Some isoenzymes can pick up the slack for the inhibited isoenzyme
What are inhibitors of CYP450
Cimetidine Ciprofloxacin (and other related ABs) Fluoxetine (and other SSRIs) Erythromycin (and related ABs) Ritonavir (and other HIV drugs) Ketonazole Grapefruit juice
What are inducers of CYP450
Rifampicin Phenobarbitone Carbamezepine Phenytoin St John's wort (hypericin)
What are good drug elimination reactions?

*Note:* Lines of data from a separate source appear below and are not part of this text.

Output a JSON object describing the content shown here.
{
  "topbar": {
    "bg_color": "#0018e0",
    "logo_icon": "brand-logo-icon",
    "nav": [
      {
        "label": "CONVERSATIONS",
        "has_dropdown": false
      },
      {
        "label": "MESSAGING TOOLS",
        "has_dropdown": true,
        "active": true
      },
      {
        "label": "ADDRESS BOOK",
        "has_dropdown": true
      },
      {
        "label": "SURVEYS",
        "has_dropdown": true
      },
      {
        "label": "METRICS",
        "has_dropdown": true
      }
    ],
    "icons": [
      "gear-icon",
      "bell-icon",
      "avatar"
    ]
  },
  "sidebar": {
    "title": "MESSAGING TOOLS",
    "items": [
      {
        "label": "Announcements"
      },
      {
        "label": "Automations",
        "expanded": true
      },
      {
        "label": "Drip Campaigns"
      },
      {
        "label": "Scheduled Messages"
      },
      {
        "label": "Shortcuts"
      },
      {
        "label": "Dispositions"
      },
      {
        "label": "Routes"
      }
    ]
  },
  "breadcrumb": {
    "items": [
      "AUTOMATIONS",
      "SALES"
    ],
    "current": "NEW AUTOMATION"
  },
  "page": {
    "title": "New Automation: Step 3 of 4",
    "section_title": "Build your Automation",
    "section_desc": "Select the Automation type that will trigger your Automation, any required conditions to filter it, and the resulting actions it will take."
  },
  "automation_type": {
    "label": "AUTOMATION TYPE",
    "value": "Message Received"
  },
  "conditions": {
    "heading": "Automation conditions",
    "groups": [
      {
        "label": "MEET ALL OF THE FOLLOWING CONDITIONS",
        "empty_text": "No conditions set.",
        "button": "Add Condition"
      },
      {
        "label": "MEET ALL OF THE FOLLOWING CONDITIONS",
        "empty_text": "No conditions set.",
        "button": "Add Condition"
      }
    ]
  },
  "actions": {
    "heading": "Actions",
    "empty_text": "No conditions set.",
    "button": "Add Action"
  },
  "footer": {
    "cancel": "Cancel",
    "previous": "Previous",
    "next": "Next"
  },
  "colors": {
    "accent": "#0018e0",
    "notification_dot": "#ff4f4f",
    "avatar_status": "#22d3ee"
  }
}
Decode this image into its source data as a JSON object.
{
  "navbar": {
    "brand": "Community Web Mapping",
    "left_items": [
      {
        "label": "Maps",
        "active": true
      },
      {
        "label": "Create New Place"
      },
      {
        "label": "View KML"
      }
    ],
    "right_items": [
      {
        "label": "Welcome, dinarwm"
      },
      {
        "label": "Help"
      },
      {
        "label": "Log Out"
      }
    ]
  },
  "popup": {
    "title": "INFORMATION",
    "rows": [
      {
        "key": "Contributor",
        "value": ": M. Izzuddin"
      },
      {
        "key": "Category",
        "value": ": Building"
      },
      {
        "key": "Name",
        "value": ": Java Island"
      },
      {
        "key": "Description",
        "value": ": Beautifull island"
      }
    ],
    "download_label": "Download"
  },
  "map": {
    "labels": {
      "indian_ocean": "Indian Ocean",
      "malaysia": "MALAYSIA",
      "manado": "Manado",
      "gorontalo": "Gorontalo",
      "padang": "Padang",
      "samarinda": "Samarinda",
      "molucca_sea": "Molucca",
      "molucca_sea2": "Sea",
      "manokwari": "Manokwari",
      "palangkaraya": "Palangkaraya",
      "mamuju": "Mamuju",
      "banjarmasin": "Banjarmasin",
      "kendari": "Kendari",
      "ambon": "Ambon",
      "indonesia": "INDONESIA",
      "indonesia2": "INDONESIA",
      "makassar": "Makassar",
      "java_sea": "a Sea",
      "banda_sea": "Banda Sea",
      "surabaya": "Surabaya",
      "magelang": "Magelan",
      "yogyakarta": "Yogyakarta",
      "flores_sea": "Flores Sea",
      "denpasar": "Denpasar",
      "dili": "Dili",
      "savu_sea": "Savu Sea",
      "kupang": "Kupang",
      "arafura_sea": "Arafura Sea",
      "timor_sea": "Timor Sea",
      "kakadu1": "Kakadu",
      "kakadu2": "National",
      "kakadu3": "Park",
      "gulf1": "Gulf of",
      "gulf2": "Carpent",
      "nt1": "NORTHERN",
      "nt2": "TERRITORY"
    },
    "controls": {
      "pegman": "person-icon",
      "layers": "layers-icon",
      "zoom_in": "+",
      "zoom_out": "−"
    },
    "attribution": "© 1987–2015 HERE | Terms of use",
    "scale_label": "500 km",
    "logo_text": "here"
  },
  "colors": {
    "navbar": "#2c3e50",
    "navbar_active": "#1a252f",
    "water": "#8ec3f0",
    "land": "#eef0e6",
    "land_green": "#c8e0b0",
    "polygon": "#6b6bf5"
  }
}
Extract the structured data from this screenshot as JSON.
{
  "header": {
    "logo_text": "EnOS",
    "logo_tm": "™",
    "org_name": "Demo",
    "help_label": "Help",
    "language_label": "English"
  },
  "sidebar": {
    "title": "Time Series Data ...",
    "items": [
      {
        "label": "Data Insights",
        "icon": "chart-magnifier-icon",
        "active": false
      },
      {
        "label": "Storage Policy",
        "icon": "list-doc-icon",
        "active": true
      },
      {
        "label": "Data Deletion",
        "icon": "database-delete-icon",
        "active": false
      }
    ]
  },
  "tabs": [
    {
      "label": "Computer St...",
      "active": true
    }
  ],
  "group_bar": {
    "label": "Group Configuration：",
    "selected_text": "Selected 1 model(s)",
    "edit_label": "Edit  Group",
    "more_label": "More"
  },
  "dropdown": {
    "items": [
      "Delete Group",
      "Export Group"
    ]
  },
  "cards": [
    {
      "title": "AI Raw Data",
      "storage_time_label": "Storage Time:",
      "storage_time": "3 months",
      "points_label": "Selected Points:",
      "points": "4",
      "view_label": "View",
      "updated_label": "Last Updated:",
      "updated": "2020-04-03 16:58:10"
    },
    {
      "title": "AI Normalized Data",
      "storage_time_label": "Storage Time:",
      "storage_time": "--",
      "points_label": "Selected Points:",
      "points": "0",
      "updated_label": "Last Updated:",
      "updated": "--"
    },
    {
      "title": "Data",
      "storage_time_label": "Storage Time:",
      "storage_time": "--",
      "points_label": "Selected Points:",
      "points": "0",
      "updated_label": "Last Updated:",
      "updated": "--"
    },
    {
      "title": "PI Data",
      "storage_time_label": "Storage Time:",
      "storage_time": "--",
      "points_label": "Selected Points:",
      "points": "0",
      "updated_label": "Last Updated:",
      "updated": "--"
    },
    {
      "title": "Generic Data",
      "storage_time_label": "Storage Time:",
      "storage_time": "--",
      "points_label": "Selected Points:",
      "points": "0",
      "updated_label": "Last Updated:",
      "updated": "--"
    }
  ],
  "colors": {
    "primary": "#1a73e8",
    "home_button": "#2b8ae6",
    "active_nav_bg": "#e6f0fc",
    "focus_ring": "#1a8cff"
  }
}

Probenecid and penecillin where probenecid reduces excretion of penecillin and penecillin used to be expensive
What is a bad drug elimination reaction
Lithium and thiazides where thiazides lead to toxic accumulation of lithium
Where do drug elimination reactions almost always occur
In renal tubes
What are examples of deliberate drug elimination reactions
- Levodopa + carbidopa can use lower doses of levodopa as carbidopa reduced peripheral metabolism.
- ACEi + thiazides treat HF.
- Penicillin’s + gentamycin treat severe staph. Infections.
- Salbutamol + ipratropium beta-agonists and anti-muscarinics used in inhalers to treat asthma.